Of course, there is no big difference in their performance from the general application scenario, and the potential advantage of ET is that the number of calls to the epoll_wait will be reduced, and in some scenarios the connection will not wake up when unnecessary wakeup (this wake refers to epoll_wait return). But if, as I said above, sometimes it is not simply a network problem, it is related to the application scenario. Of course, most of the open source framework is based on ET writing, the framework, it is the pursuit of pure technical problems, of course, strive for perfection.
Finally pull down the ticket ha: Http://vote.blog.csdn.net/blogstaritem/blogstar2013/russell_tao

Contact Us

The content source of this page is from Internet, which doesn't represent Alibaba Cloud's opinion; products and services mentioned on that page don't have any relationship with Alibaba Cloud. If the content of the page makes you feel confusing, please write us an email, we will handle the problem within 5 days after receiving your email.

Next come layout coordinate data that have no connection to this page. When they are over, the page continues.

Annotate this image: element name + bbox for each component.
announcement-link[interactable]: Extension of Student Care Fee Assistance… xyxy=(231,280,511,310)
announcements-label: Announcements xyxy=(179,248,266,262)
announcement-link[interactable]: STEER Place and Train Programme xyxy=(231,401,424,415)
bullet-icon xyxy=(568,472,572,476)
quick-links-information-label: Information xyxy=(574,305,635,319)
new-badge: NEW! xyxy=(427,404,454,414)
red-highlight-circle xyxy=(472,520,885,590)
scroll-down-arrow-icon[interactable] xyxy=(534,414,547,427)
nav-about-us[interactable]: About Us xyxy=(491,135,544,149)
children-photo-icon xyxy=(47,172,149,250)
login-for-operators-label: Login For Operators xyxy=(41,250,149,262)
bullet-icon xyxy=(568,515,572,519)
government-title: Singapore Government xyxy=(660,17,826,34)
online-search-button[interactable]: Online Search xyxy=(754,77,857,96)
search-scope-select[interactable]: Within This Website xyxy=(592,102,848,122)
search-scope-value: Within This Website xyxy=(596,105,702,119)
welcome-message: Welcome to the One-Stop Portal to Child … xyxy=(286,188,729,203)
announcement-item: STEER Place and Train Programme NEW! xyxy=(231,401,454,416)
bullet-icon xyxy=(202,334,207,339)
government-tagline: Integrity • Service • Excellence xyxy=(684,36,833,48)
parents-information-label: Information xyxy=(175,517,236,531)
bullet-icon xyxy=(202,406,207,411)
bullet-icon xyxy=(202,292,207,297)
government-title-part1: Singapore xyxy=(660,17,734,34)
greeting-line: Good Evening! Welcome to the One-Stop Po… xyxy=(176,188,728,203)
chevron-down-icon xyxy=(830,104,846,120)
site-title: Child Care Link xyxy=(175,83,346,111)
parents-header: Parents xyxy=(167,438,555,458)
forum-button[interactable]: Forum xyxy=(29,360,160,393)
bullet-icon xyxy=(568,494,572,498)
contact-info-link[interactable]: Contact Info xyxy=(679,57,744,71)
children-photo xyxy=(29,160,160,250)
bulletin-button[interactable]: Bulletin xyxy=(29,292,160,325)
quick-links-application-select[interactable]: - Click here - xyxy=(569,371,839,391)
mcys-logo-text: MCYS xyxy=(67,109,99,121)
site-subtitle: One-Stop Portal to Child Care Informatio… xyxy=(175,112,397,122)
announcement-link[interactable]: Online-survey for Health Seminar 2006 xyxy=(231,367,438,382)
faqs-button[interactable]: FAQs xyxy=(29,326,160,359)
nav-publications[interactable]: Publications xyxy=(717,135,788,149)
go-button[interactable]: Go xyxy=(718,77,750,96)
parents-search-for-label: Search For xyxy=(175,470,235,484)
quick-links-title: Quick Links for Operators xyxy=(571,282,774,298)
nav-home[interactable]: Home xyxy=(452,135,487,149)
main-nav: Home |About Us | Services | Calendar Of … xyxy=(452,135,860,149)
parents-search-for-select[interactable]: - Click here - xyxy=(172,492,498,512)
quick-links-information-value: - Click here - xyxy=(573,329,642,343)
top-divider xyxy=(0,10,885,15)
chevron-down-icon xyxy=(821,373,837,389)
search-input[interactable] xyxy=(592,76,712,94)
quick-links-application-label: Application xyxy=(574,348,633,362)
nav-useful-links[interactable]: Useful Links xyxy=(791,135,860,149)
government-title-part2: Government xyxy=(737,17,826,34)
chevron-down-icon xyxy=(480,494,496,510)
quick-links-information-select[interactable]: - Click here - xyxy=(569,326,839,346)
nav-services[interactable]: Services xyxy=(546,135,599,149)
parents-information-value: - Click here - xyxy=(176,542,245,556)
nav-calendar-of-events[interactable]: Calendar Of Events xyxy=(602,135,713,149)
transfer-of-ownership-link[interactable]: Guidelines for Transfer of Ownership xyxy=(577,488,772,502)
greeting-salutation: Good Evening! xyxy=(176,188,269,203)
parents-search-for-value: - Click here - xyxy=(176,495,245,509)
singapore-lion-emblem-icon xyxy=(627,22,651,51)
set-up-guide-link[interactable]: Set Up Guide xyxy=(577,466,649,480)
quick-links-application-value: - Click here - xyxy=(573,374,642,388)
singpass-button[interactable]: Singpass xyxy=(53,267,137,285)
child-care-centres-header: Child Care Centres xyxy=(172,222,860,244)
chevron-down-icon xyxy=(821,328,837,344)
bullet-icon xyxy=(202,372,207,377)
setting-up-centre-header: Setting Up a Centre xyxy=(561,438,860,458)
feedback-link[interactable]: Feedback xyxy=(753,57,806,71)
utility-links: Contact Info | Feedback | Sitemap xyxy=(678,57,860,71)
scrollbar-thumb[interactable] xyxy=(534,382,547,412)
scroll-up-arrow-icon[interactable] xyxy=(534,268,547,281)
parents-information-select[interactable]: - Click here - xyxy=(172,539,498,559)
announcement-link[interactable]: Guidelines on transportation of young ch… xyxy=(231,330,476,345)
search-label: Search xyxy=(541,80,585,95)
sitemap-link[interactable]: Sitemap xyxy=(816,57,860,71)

If you find any instances of plagiarism from the community, please send an email to: info-contact@alibabacloud.com and provide relevant evidence. A staff member will contact you within 5 working days.

A Free Trial That Lets You Build Big!

Start building with 50+ products and up to 12 months usage for Elastic Compute Service

  • Sales Support

    1 on 1 presale consultation

  • After-Sales Support

    24/7 Technical Support 6 Free Tickets per Quarter Faster Response

  • Alibaba Cloud offers highly flexible support services tailored to meet your exact needs.